Meredith Jones – Forging a New Career Direction
Graduate News | By Zoë Sofoulis, Adjunct Fellow at ICS
I used to get annoyed when strangers asked “Do you have children?” Nowadays, I cheerily reply “No, but I’ve had postgraduates.” Postgraduate supervision and subsequent mentoring have allowed me to develop long term relationships with younger people, some of whom become friends and/or colleagues. I take quasi-parental pride in the achievements of my academic progeny, which so often surpass my own, and I hold fervid hopes for their continued success.
So it is with my former supervisee Meredith Jones, a brilliant graduate of the former Centre for Cultural Research, who has recently stepped aside from her highly successful teaching, research and publishing career into an “academia-adjacent” field as a freelance mentor and counsellor to academics and creatives (https://www.meredithjonestherapy.com/).
Meredith Jones is a feminist scholar of the body and the sociocultural aspects of cosmetic surgery, who published her thesis as Skintight soon after graduating in 2006. Her main academic positions were as Lecturer and Senior Lecturer at UTS’s Institute for Interactive Media and Learning, and Reader then Professor of Gender and Culture Studies, and Director of the Institute of Communities and Society at Brunel University of London. Beautyscapes, her book on cosmetic surgery tourism (with Ruth Holliday and David Bell) won the 2020 Foundation for the Sociology of Health and Illness Book Prize. Other monographs, collections and podcasts cover topics such as the Kardashians, hair, phalluses in contemporary culture, and theories of bodies and media. Along with other former postgrads Ingrid Richardson and Dinesh Wadiwel, she contributed to the recent collection Containment.

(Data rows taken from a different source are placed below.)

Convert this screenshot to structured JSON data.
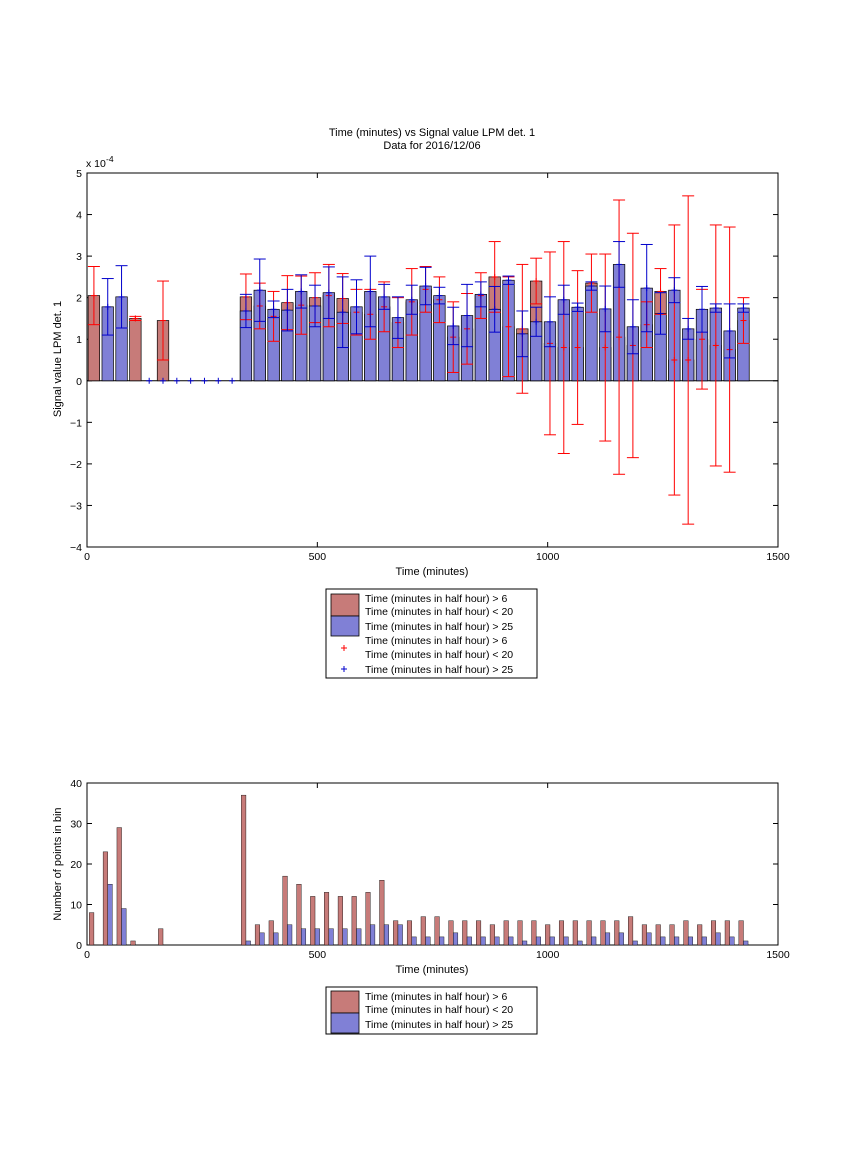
{
  "chart_data": [
    {
      "type": "bar",
      "title": "Time (minutes) vs Signal value LPM det. 1",
      "subtitle": "Data for 2016/12/06",
      "xlabel": "Time (minutes)",
      "ylabel": "Signal value LPM det. 1",
      "scale_label": "x 10",
      "scale_exponent": "-4",
      "xlim": [
        0,
        1500
      ],
      "ylim": [
        -4,
        5
      ],
      "xticks": [
        "0",
        "500",
        "1000",
        "1500"
      ],
      "yticks": [
        "−4",
        "−3",
        "−2",
        "−1",
        "0",
        "1",
        "2",
        "3",
        "4",
        "5"
      ],
      "legend_position": "below",
      "legend": [
        {
          "kind": "bar",
          "color": "#c77b79",
          "label": "Time (minutes in half hour) > 6",
          "label2": "Time (minutes in half hour) < 20"
        },
        {
          "kind": "bar",
          "color": "#8080d6",
          "label": "Time (minutes in half hour) > 25",
          "label2": ""
        },
        {
          "kind": "marker",
          "color": "#ff0000",
          "label": "Time (minutes in half hour) > 6",
          "label2": "Time (minutes in half hour) < 20"
        },
        {
          "kind": "marker",
          "color": "#0000cc",
          "label": "Time (minutes in half hour) > 25",
          "label2": ""
        }
      ],
      "series": [
        {
          "color": "#c77b79",
          "err_color": "#ff0000",
          "x": [
            15,
            105,
            165,
            345,
            375,
            405,
            435,
            465,
            495,
            525,
            555,
            585,
            615,
            645,
            675,
            705,
            735,
            765,
            795,
            825,
            855,
            885,
            915,
            945,
            975,
            1005,
            1035,
            1065,
            1095,
            1125,
            1155,
            1185,
            1215,
            1245,
            1275,
            1305,
            1335,
            1365,
            1395,
            1425
          ],
          "values": [
            2.05,
            1.5,
            1.45,
            2.02,
            1.8,
            1.55,
            1.88,
            1.82,
            2.0,
            2.05,
            1.98,
            1.65,
            1.6,
            1.78,
            1.4,
            1.9,
            2.2,
            1.95,
            1.05,
            1.25,
            2.05,
            2.5,
            1.3,
            1.25,
            2.4,
            0.9,
            0.8,
            0.8,
            2.35,
            0.8,
            1.05,
            0.85,
            1.35,
            2.15,
            0.5,
            0.5,
            1.0,
            0.85,
            0.75,
            1.45
          ],
          "errors": [
            0.7,
            0.05,
            0.95,
            0.55,
            0.55,
            0.6,
            0.65,
            0.7,
            0.6,
            0.75,
            0.6,
            0.55,
            0.6,
            0.6,
            0.6,
            0.8,
            0.55,
            0.55,
            0.85,
            0.85,
            0.55,
            0.85,
            1.2,
            1.55,
            0.55,
            2.2,
            2.55,
            1.85,
            0.7,
            2.25,
            3.3,
            2.7,
            0.55,
            0.55,
            3.25,
            3.95,
            1.2,
            2.9,
            2.95,
            0.55
          ]
        },
        {
          "color": "#8080d6",
          "err_color": "#0000cc",
          "x": [
            45,
            75,
            135,
            165,
            195,
            225,
            255,
            285,
            315,
            345,
            375,
            405,
            435,
            465,
            495,
            525,
            555,
            585,
            615,
            645,
            675,
            705,
            735,
            765,
            795,
            825,
            855,
            885,
            915,
            945,
            975,
            1005,
            1035,
            1065,
            1095,
            1125,
            1155,
            1185,
            1215,
            1245,
            1275,
            1305,
            1335,
            1365,
            1395,
            1425
          ],
          "values": [
            1.78,
            2.02,
            0,
            0,
            0,
            0,
            0,
            0,
            0,
            1.68,
            2.18,
            1.72,
            1.7,
            2.15,
            1.8,
            2.12,
            1.65,
            1.78,
            2.15,
            2.02,
            1.52,
            1.95,
            2.28,
            2.05,
            1.32,
            1.57,
            2.08,
            1.72,
            2.42,
            1.13,
            1.42,
            1.42,
            1.95,
            1.77,
            2.28,
            1.73,
            2.8,
            1.3,
            2.23,
            1.62,
            2.18,
            1.25,
            1.72,
            1.75,
            1.2,
            1.75
          ],
          "errors": [
            0.68,
            0.75,
            0,
            0,
            0,
            0,
            0,
            0,
            0,
            0.4,
            0.75,
            0.2,
            0.5,
            0.4,
            0.5,
            0.62,
            0.85,
            0.65,
            0.85,
            0.3,
            0.5,
            0.35,
            0.45,
            0.2,
            0.45,
            0.75,
            0.3,
            0.55,
            0.1,
            0.55,
            0.35,
            0.6,
            0.35,
            0.1,
            0.1,
            0.55,
            0.55,
            0.65,
            1.05,
            0.5,
            0.3,
            0.25,
            0.55,
            0.1,
            0.65,
            0.1
          ]
        }
      ]
    },
    {
      "type": "bar",
      "xlabel": "Time (minutes)",
      "ylabel": "Number of points in bin",
      "xlim": [
        0,
        1500
      ],
      "ylim": [
        0,
        40
      ],
      "xticks": [
        "0",
        "500",
        "1000",
        "1500"
      ],
      "yticks": [
        "0",
        "10",
        "20",
        "30",
        "40"
      ],
      "legend_position": "below",
      "legend": [
        {
          "kind": "bar",
          "color": "#c77b79",
          "label": "Time (minutes in half hour) > 6",
          "label2": "Time (minutes in half hour) < 20"
        },
        {
          "kind": "bar",
          "color": "#8080d6",
          "label": "Time (minutes in half hour) > 25",
          "label2": ""
        }
      ],
      "series": [
        {
          "color": "#c77b79",
          "x": [
            15,
            45,
            75,
            105,
            165,
            345,
            375,
            405,
            435,
            465,
            495,
            525,
            555,
            585,
            615,
            645,
            675,
            705,
            735,
            765,
            795,
            825,
            855,
            885,
            915,
            945,
            975,
            1005,
            1035,
            1065,
            1095,
            1125,
            1155,
            1185,
            1215,
            1245,
            1275,
            1305,
            1335,
            1365,
            1395,
            1425
          ],
          "values": [
            8,
            23,
            29,
            1,
            4,
            37,
            5,
            6,
            17,
            15,
            12,
            13,
            12,
            12,
            13,
            16,
            6,
            6,
            7,
            7,
            6,
            6,
            6,
            5,
            6,
            6,
            6,
            5,
            6,
            6,
            6,
            6,
            6,
            7,
            5,
            5,
            5,
            6,
            5,
            6,
            6,
            6
          ]
        },
        {
          "color": "#8080d6",
          "x": [
            45,
            75,
            345,
            375,
            405,
            435,
            465,
            495,
            525,
            555,
            585,
            615,
            645,
            675,
            705,
            735,
            765,
            795,
            825,
            855,
            885,
            915,
            945,
            975,
            1005,
            1035,
            1065,
            1095,
            1125,
            1155,
            1185,
            1215,
            1245,
            1275,
            1305,
            1335,
            1365,
            1395,
            1425
          ],
          "values": [
            15,
            9,
            1,
            3,
            3,
            5,
            4,
            4,
            4,
            4,
            4,
            5,
            5,
            5,
            2,
            2,
            2,
            3,
            2,
            2,
            2,
            2,
            1,
            2,
            2,
            2,
            1,
            2,
            3,
            3,
            1,
            3,
            2,
            2,
            2,
            2,
            3,
            2,
            1
          ]
        }
      ]
    }
  ]
}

Through lived experiences as a postgraduate, research administrator, teaching academic, grant writer, research developer and manager, supervisor and mentor of students and staff, and, importantly, as an empathic co-worker and friend, Meredith knows what it takes to make one’s way through a life entangled in universities—institutional mashups of technocracy and feudalism that make contradictory demands upon the idiosyncratic personalities found there. She now seeks to help others navigate this fraught terrain and find better balances between life and work—not exactly coaching, and not quite therapy, but somewhere in between.
Following declining enrolments at Brunel (and many UK universities), a massive round of voluntary redundancies gave Meredith the springboard she needed to launch into this new role, for which she had already been preparing through studies and clinical supervision at the Manor House Centre for Psychotherapy and Counselling, London. Meredith will return to Sydney before long; meanwhile she is available for online counselling and mentorship (in English language) with people beyond the UK. As her proud academic “parent,” I cannot but endorse and recommend her services.